Second, K3 tends to act on its own initiative. Training for long projects might lead K3 to improvise when faced with ambiguous instructions or minor problems. In strict-application scenarios, Moonshot advises explicitly setting constraints in system messages or files like AGENTS.md.
These warnings are particularly relevant in software development. An overly active agent might modify files unexpectedly, install dependencies, alter architecture, or resolve ambiguities differently from expected.
Kimi K3 demonstrates that open-weight models are closing the gap with proprietary platforms. It leads several tests and is close in others but still doesn’t surpass GPT-5.6 Sol or Claude Fable 5 in general performance.
The most solid conclusion is not that there’s a new undisputed champion but that a model Moonshot plans to release can compete with proprietary services in coding, browsing, automation, and vision. The release of weights, licensing, and the full technical report will reveal how much of that performance can be replicated outside the manufacturer’s infrastructure.

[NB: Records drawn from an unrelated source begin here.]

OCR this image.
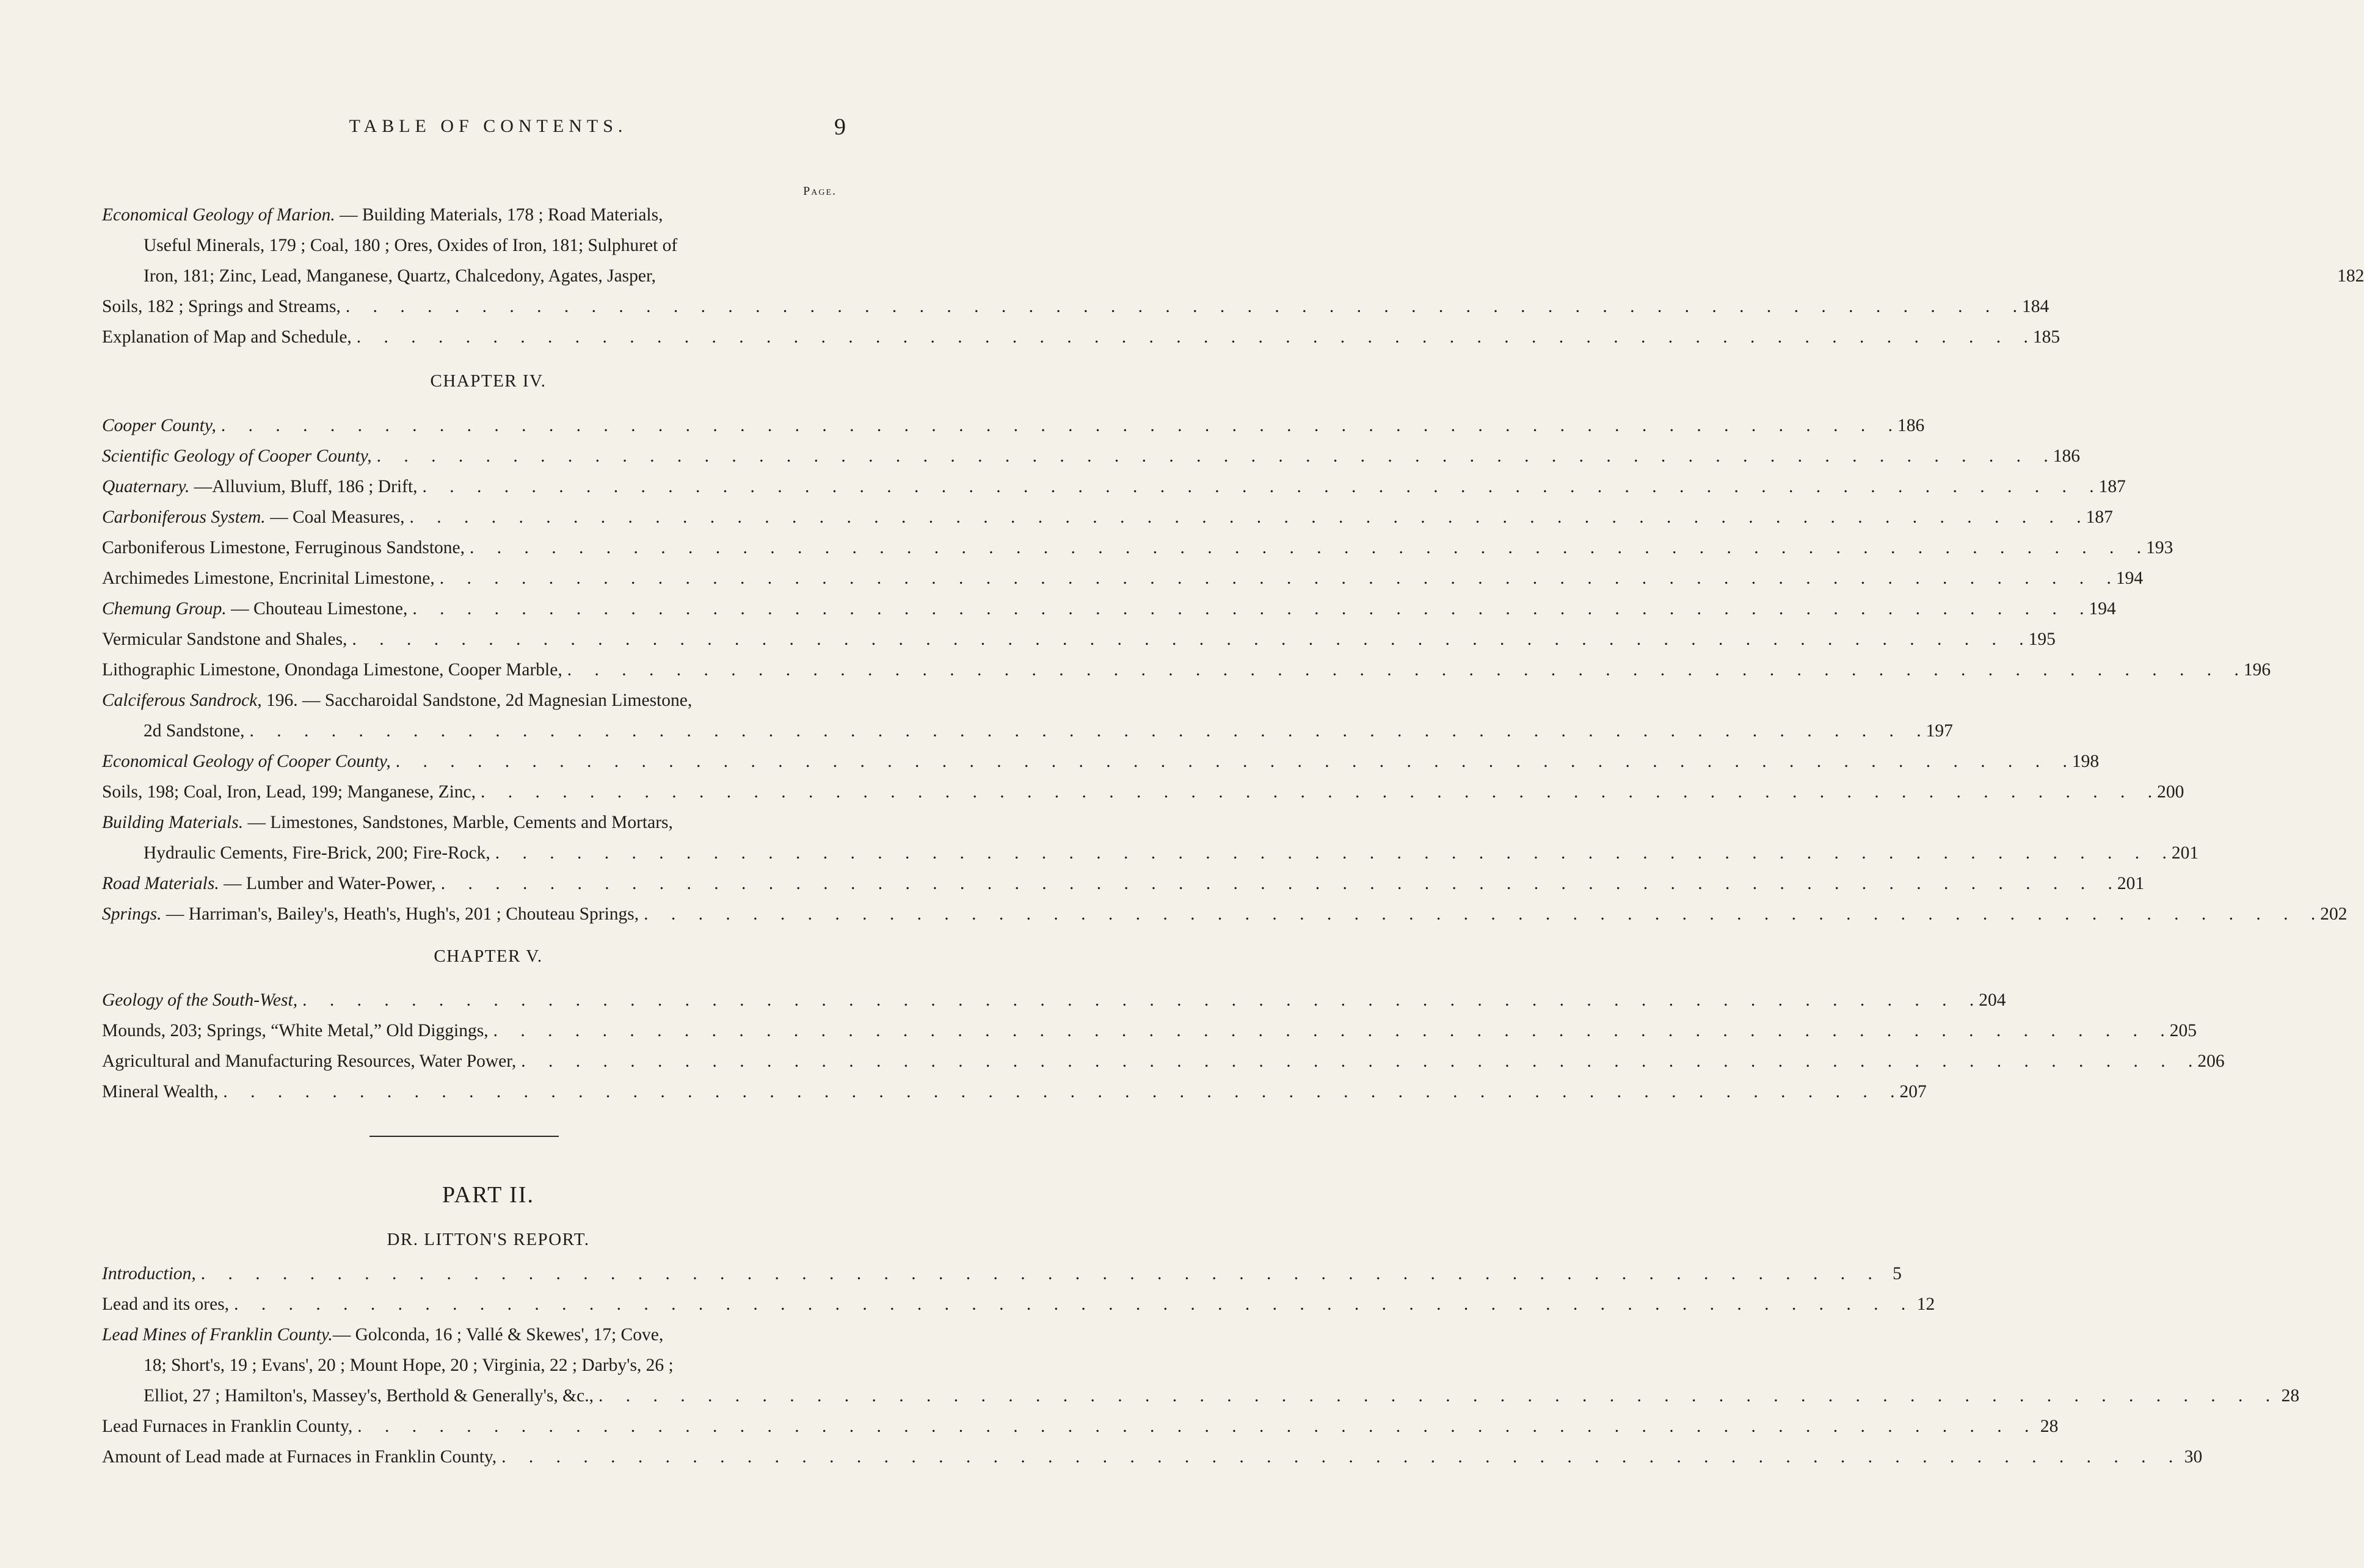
TABLE OF CONTENTS.	9
Page.
Economical Geology of Marion. — Building Materials, 178 ; Road Materials,
Useful Minerals, 179 ; Coal, 180 ; Ores, Oxides of Iron, 181; Sulphuret of
Iron, 181; Zinc, Lead, Manganese, Quartz, Chalcedony, Agates, Jasper,	182
Soils, 182 ; Springs and Streams, . . .	184
Explanation of Map and Schedule, . . .	185
CHAPTER IV.
Cooper County, . . .	186
Scientific Geology of Cooper County, . . .	186
Quaternary. —Alluvium, Bluff, 186 ; Drift, . . .	187
Carboniferous System. — Coal Measures, . . .	187
Carboniferous Limestone, Ferruginous Sandstone, . . .	193
Archimedes Limestone, Encrinital Limestone, . . .	194
Chemung Group. — Chouteau Limestone, . . .	194
Vermicular Sandstone and Shales, . . .	195
Lithographic Limestone, Onondaga Limestone, Cooper Marble, . . .	196
Calciferous Sandrock, 196. — Saccharoidal Sandstone, 2d Magnesian Limestone,
2d Sandstone, . . .	197
Economical Geology of Cooper County, . . .	198
Soils, 198; Coal, Iron, Lead, 199; Manganese, Zinc, . . .	200
Building Materials. — Limestones, Sandstones, Marble, Cements and Mortars,
Hydraulic Cements, Fire-Brick, 200; Fire-Rock, . . .	201
Road Materials. — Lumber and Water-Power, . . .	201
Springs. — Harriman's, Bailey's, Heath's, Hugh's, 201 ; Chouteau Springs, . . .	202
CHAPTER V.
Geology of the South-West, . . .	204
Mounds, 203; Springs, “White Metal,” Old Diggings, . . .	205
Agricultural and Manufacturing Resources, Water Power, . . .	206
Mineral Wealth, . . .	207
PART II.
DR. LITTON'S REPORT.
Introduction, . . .	5
Lead and its ores, . . .	12
Lead Mines of Franklin County.— Golconda, 16 ; Vallé & Skewes', 17; Cove,
18; Short's, 19 ; Evans', 20 ; Mount Hope, 20 ; Virginia, 22 ; Darby's, 26 ;
Elliot, 27 ; Hamilton's, Massey's, Berthold & Generally's, &c., . . .	28
Lead Furnaces in Franklin County, . . .	28
Amount of Lead made at Furnaces in Franklin County, . . .	30
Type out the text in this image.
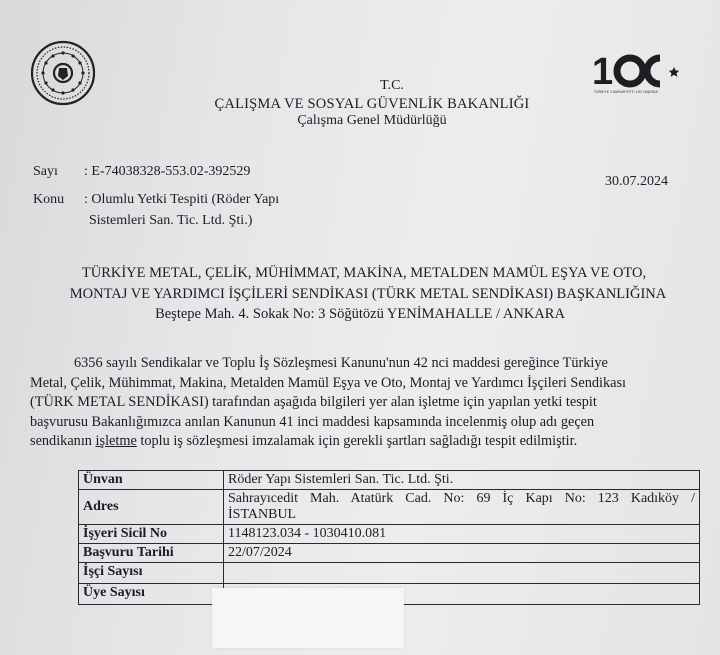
1
TÜRKİYE CUMHURİYETİ 100 YAŞINDA
T.C.
ÇALIŞMA VE SOSYAL GÜVENLİK BAKANLIĞI
Çalışma Genel Müdürlüğü
Sayı : E-74038328-553.02-392529
Konu : Olumlu Yetki Tespiti (Röder Yapı
Sistemleri San. Tic. Ltd. Şti.)
30.07.2024
TÜRKİYE METAL, ÇELİK, MÜHİMMAT, MAKİNA, METALDEN MAMÜL EŞYA VE OTO,
MONTAJ VE YARDIMCI İŞÇİLERİ SENDİKASI (TÜRK METAL SENDİKASI) BAŞKANLIĞINA
Beştepe Mah. 4. Sokak No: 3 Söğütözü YENİMAHALLE / ANKARA
6356 sayılı Sendikalar ve Toplu İş Sözleşmesi Kanunu'nun 42 nci maddesi gereğince Türkiye
Metal, Çelik, Mühimmat, Makina, Metalden Mamül Eşya ve Oto, Montaj ve Yardımcı İşçileri Sendikası
(TÜRK METAL SENDİKASI) tarafından aşağıda bilgileri yer alan işletme için yapılan yetki tespit
başvurusu Bakanlığımızca anılan Kanunun 41 inci maddesi kapsamında incelenmiş olup adı geçen
sendikanın işletme toplu iş sözleşmesi imzalamak için gerekli şartları sağladığı tespit edilmiştir.
Ünvan	Röder Yapı Sistemleri San. Tic. Ltd. Şti.
Adres	Sahrayıcedit Mah. Atatürk Cad. No: 69 İç Kapı No: 123 Kadıköy /
İSTANBUL

İşyeri Sicil No	1148123.034 - 1030410.081
Başvuru Tarihi	22/07/2024
İşçi Sayısı	
Üye Sayısı	
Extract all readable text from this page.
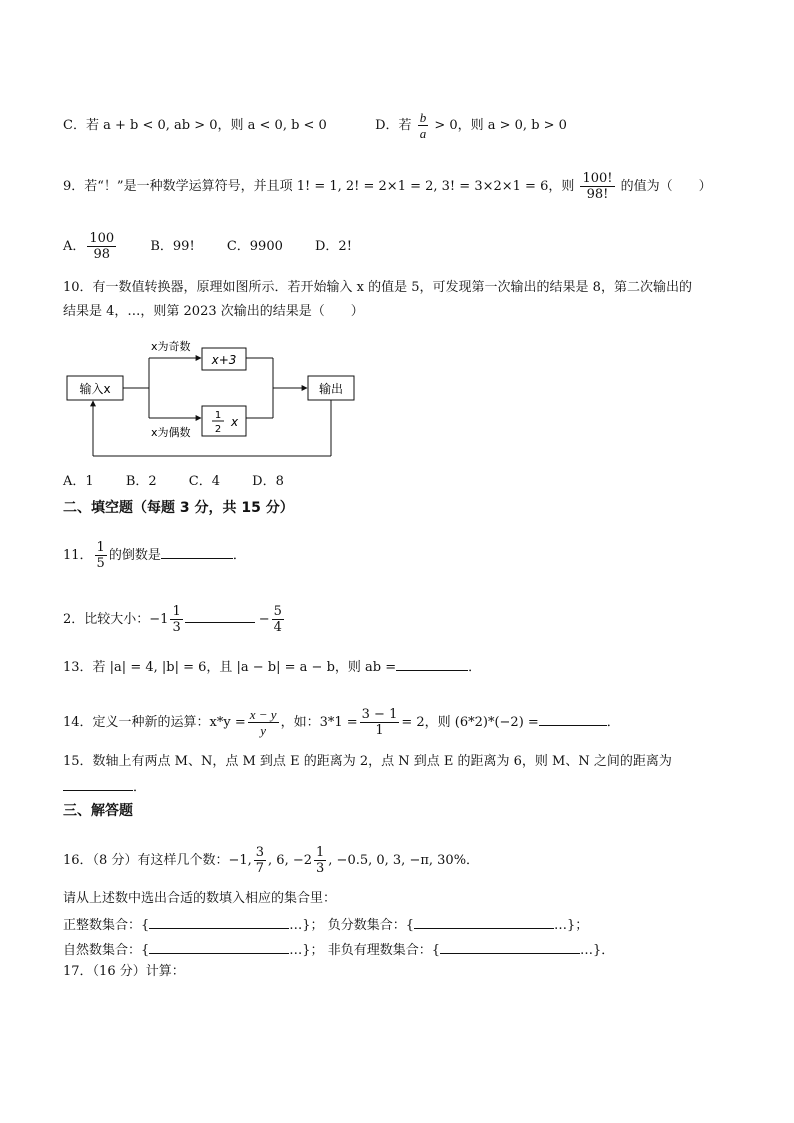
C．若 a + b < 0, ab > 0，则 a < 0, b < 0	D．若 $\frac{b}{a} > 0$，则 a > 0, b > 0
9．若“！”是一种数学运算符号，并且项 1! = 1, 2! = 2×1 = 2, 3! = 3×2×1 = 6，则 $\frac{100!}{98!}$ 的值为（　　）
A． $\frac{100}{98}$	B．99! C．9900 D．2!
10．有一数值转换器，原理如图所示．若开始输入 x 的值是 5，可发现第一次输出的结果是 8，第二次输出的
结果是 4，…，则第 2023 次输出的结果是（　　）
输入x
x为奇数
x为偶数
x+3
1
2
x
输出
A．1 B．2 C．4 D．8
二、填空题（每题 3 分，共 15 分）
11． $\frac{1}{5}$ 的倒数是	．
2．比较大小：$-1 \frac{1}{3}$	− $\frac{5}{4}$
13．若 |a| = 4, |b| = 6，且 |a − b| = a − b，则 ab =	．
14．定义一种新的运算：$x*y = \frac{x - y}{y}$ ，如：$3*1 = \frac{3 - 1}{1} = 2$，则 (6*2)*(−2) =	．
15．数轴上有两点 M、N，点 M 到点 E 的距离为 2，点 N 到点 E 的距离为 6，则 M、N 之间的距离为
．
三、解答题
16．（8 分）有这样几个数：−1, $\frac{3}{7}$ , 6, $-2 \frac{1}{3}$ , −0.5, 0, 3, −π, 30%．
请从上述数中选出合适的数填入相应的集合里：
正整数集合：{	…}； 负分数集合：{	…}；
自然数集合：{	…}； 非负有理数集合：{	…}．
17．（16 分）计算：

Frequently Asked Questions
Does Kimi K3 outperform GPT-5.6 Sol in programming?
It depends on the test. Kimi leads Program Bench and SWE Marathon but is behind GPT-5.6 Sol in DeepSWE and Terminal Bench 2.1.
Is it better than Claude Fable 5 as an agent?
Kimi leads in BrowseComp, Automation Bench, and SpreadsheetBench 2. Fable 5 maintains an edge in JobBench, GDPval-AA, AA-Briefcase, and several visual tests.
Are all results directly comparable?
Not entirely. Different agent environments, reasoning levels, security mechanisms, and some internal evaluations make direct comparisons challenging.
When will Kimi K3’s weights be published?
Moonshot plans to release the full weights before 07/27/2026, along with more info about architecture, training, and evaluations.